Im Bereich des Rechtsextremismus wurden demnach 56 dokumentierte Vorfälle verzeichnet (2023: 33). Seinen Anteil verdoppelt an der Gesamtzahl der Vorfälle mit einem politisch-weltanschaulichen Hintergrund habe der antiisraelische Aktivismus mit 16 Prozent (2023: acht Prozent). Der Thüringer CDU-Fraktionsvorsitzende Andreas Bühl betonte, „berechtigte Kritik an der israelischen Regierung darf niemals zu Hass gegen Juden und dem Staat Israel an sich führen“.

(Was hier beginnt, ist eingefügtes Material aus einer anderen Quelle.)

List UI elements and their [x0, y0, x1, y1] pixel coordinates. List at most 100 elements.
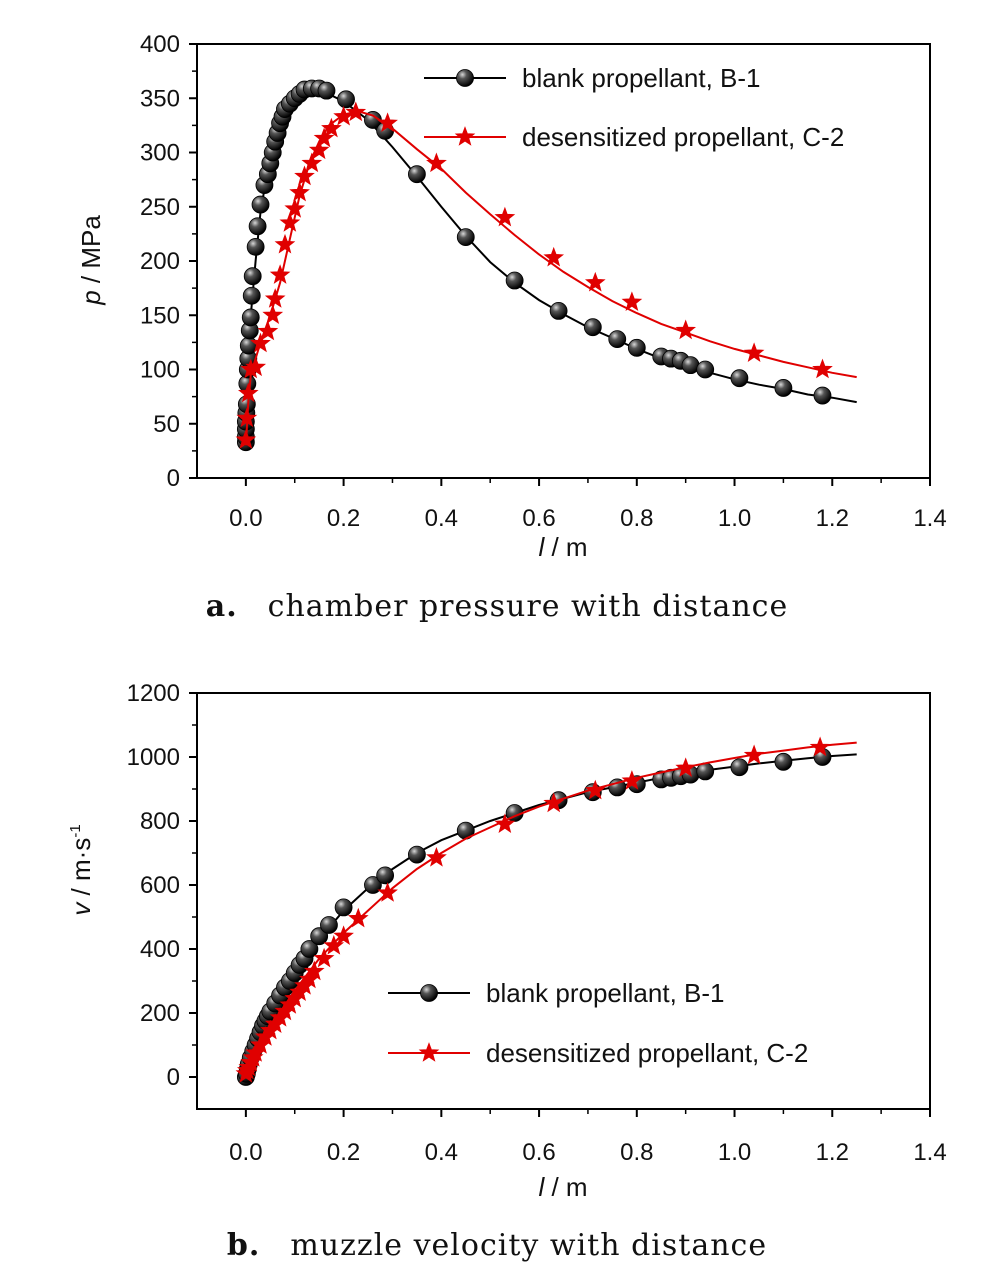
data-point: [262, 304, 284, 324]
data-point: [426, 846, 447, 867]
y-tick-label: 200: [140, 1000, 180, 1027]
series-blank-propellant: [236, 748, 857, 1086]
data-point: [584, 779, 606, 800]
data-point: [813, 386, 832, 405]
data-point: [333, 925, 354, 945]
plot-frame: [196, 692, 931, 1110]
data-point: [730, 758, 749, 777]
data-point: [730, 369, 749, 388]
x-tick-label: 1.2: [816, 505, 849, 532]
data-point: [809, 736, 831, 757]
data-point: [251, 195, 270, 214]
x-tick-label: 0.6: [522, 1139, 555, 1166]
legend-label: desensitized propellant, C-2: [522, 122, 844, 152]
series-line: [244, 110, 857, 446]
caption: a. chamber pressure with distance: [206, 589, 788, 624]
data-point: [494, 813, 516, 833]
data-point: [743, 342, 765, 362]
x-tick-label: 1.0: [718, 1139, 751, 1166]
data-point: [289, 181, 310, 202]
data-point: [301, 152, 323, 173]
data-point: [294, 165, 315, 186]
legend-label: desensitized propellant, C-2: [486, 1038, 808, 1068]
y-tick-label: 0: [167, 465, 180, 492]
data-point: [407, 845, 426, 864]
chart-b: 0.0 0.2 0.4 0.6 0.8 1.0 1.2 1.4 0 200 400 600 800 100…: [66, 680, 947, 1263]
data-point: [243, 267, 262, 286]
x-axis-title: l / m: [538, 1172, 587, 1202]
data-point: [279, 212, 301, 232]
data-point: [264, 288, 286, 308]
data-point: [257, 320, 279, 341]
x-tick-label: 0.4: [425, 1139, 458, 1166]
data-point: [812, 358, 833, 379]
caption: b. muzzle velocity with distance: [227, 1228, 767, 1263]
series-desensitized-propellant: [235, 736, 857, 1083]
data-point: [621, 770, 643, 790]
data-point: [377, 112, 398, 132]
data-point: [543, 792, 565, 813]
data-point: [543, 246, 565, 267]
data-point: [407, 165, 426, 184]
data-point: [347, 907, 369, 928]
data-point: [337, 90, 355, 109]
y-tick-label: 1000: [127, 744, 180, 771]
series-line: [244, 741, 857, 1078]
plot-frame: [196, 43, 931, 479]
y-tick-label: 400: [140, 31, 180, 58]
data-point: [549, 302, 568, 320]
data-point: [675, 757, 697, 777]
data-point: [250, 332, 271, 353]
y-tick-label: 200: [140, 248, 180, 275]
y-tick-label: 600: [140, 872, 180, 899]
data-point: [376, 866, 395, 885]
data-point: [377, 882, 398, 902]
data-point: [313, 947, 335, 968]
x-tick-label: 0.8: [620, 505, 653, 532]
data-point: [317, 81, 336, 100]
x-tick-label: 0.2: [327, 1139, 360, 1166]
y-tick-label: 350: [140, 85, 180, 112]
x-tick-label: 0.8: [620, 1139, 653, 1166]
data-point: [235, 429, 257, 449]
data-point: [584, 271, 606, 292]
data-point: [248, 217, 267, 236]
data-point: [333, 105, 354, 126]
data-point: [237, 382, 259, 403]
data-point: [320, 916, 338, 934]
data-point: [303, 960, 325, 981]
data-point: [245, 356, 267, 377]
x-tick-label: 0.2: [327, 505, 360, 532]
x-tick-label: 0.0: [229, 505, 262, 532]
data-point: [675, 319, 697, 340]
data-point: [242, 286, 261, 305]
legend-marker: [456, 69, 474, 87]
y-tick-label: 1200: [127, 680, 180, 707]
y-tick-label: 100: [140, 357, 180, 384]
x-tick-label: 1.4: [913, 505, 946, 532]
legend-label: blank propellant, B-1: [522, 63, 760, 93]
x-tick-label: 1.0: [718, 505, 751, 532]
x-tick-label: 0.6: [522, 505, 555, 532]
legend: blank propellant, B-1 desensitized propel…: [388, 978, 808, 1068]
data-point: [308, 139, 330, 160]
legend: blank propellant, B-1 desensitized propel…: [424, 63, 844, 152]
data-point: [505, 271, 524, 290]
legend-marker: [418, 1042, 440, 1062]
y-axis-title: p / MPa: [76, 215, 106, 306]
data-point: [583, 318, 602, 337]
x-tick-label: 1.4: [913, 1139, 946, 1166]
data-point: [334, 898, 353, 917]
data-point: [274, 233, 296, 254]
series-desensitized-propellant: [235, 101, 857, 449]
data-point: [345, 101, 367, 122]
chart-a: 0.0 0.2 0.4 0.6 0.8 1.0 1.2 1.4 0 50 100 150 200 250 3…: [76, 31, 947, 624]
x-axis-title: l / m: [538, 532, 587, 562]
legend-marker: [454, 126, 476, 146]
data-point: [300, 940, 319, 958]
y-tick-label: 800: [140, 808, 180, 835]
data-point: [608, 330, 627, 349]
x-tick-label: 0.0: [229, 1139, 262, 1166]
y-axis-title: v / m·s-1: [66, 824, 96, 915]
data-point: [456, 228, 475, 247]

Jüdisches Leben sichtbar machen

"In Thüringen kann keine jüdische Veranstaltung mehr ohne Polizeischutz stattfinden", sagte der seit knapp zwei Wochen im Amt befindliche Landesbeauftragte für jüdisches Leben, Michael Panse. "Die Bekämpfung von Antisemitismus ist ein gesellschaftliches Problem. Es geht darum, jüdisches Leben wieder sichtbar zu machen. Wir wollen die Angst nehmen." Panse, forderte mehr Projekte gegen Antisemitismus sowohl an Schulen als auch in der Erwachsenenbildung. „Es geht darum, jüdisches Leben sichtbar und erlebbar zu machen“, sagte der CDU-Politiker.

Die Meldestelle wies zudem darauf hin, dass die Dunkelziffer deutlich höher liegen dürfte. Ein großer Teil der Vorfälle seien RIAS Thüringen direkt auf der Online-Meldeseite mitgeteilt worden. Zudem würden zivilgesellschaftliche und jüdische Organisationen regelmäßig befragt oder meldeten sich selbst.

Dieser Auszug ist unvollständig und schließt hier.